Vitamin D Metabolites and the Gut Microbiome

Vitamin D metabolites and health: delving deep into the gut microbiome may offer an explanation to why randomized controlled trials of vitamin D supplements do not provide a benefit

Like Comment
Read the paper

The composition and functionality of the human gut microbiome are important in determining health and disease.  Each of us harbor an estimated 10-100 times more bacteria in our gut than our own gastrointestinal tract cells. These gut microbes are involved in regulating metabolism, physiology, and immune function. Since vitamin D plays an integral role in regulating calcium absorption from the gut and has also been implicated in affecting immunity, we hypothesized that the gut microbiome may be an important regulator of vitamin D metabolism.

 To test this hypothesis, we studied 567 older community-dwelling men representing six clinical sites across the United States who were mean age of 84 (SD = 4.1) and who provided stool samples and blood between 2015-16. We performed 16S ribosomal rRNA sequencing to define sub-Operational Taxonomic Units using Deblur and Greengenes 13.8 and used LC-MSMS to quantify serum vitamin D metabolites that included 25(OH)D, 1,25(OH)2D, and 24,25(OH)2D.  The men’s average BMI was 27 kg/m2, with 89% reporting their self-rated health as good/excellent. Men who resided in San Diego had on average more days of sunshine than the other 5 sites with corresponding higher levels of 25(OH)D as expected since sun exposure is known to affect 25(OH)D. However, we found no significant differences between sites with regards to the active vitamin D hormone (1,25(OH)2D), likely reflecting appropriate physiologic regulation according to the individual’s biological needs (Figure 1).

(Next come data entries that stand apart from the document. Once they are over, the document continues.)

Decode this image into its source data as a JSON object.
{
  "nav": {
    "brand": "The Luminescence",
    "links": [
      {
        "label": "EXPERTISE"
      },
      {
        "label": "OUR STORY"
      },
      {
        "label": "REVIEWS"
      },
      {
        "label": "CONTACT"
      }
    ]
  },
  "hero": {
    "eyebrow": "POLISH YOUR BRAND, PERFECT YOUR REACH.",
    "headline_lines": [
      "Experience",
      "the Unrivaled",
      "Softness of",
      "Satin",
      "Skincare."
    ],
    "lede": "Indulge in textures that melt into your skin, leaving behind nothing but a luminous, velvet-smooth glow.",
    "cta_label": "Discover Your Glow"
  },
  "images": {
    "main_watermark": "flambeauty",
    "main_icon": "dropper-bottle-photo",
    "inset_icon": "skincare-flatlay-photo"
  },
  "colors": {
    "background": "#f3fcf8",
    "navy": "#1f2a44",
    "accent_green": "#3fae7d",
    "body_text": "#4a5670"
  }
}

Figure 1: 25(OH)D levels vary with site and sun exposure, but 1,25(OH)2D levels do not

In our paper recently published in Nature Communications, we demonstrate strong correlations between the active vitamin D hormone and microbial a-diversity, b-diversity as well as 12 specific taxonomies, most of which are known butyrate producers. Furthermore, investigating measures of vitamin D flux, the 1,25(OH)2D/25(OH)D hydroxylation or “activation ratio” and the 24,25(OH)2D/25(OH)D vitamin D metabolic ratio (VMR) or “catabolism ratio”, we reported significant associations with increased microbial a-diversity in these men. Strikingly, we found no significant associations between 25(OH)D and measures of gut microbial a-diversity or specific taxonomies.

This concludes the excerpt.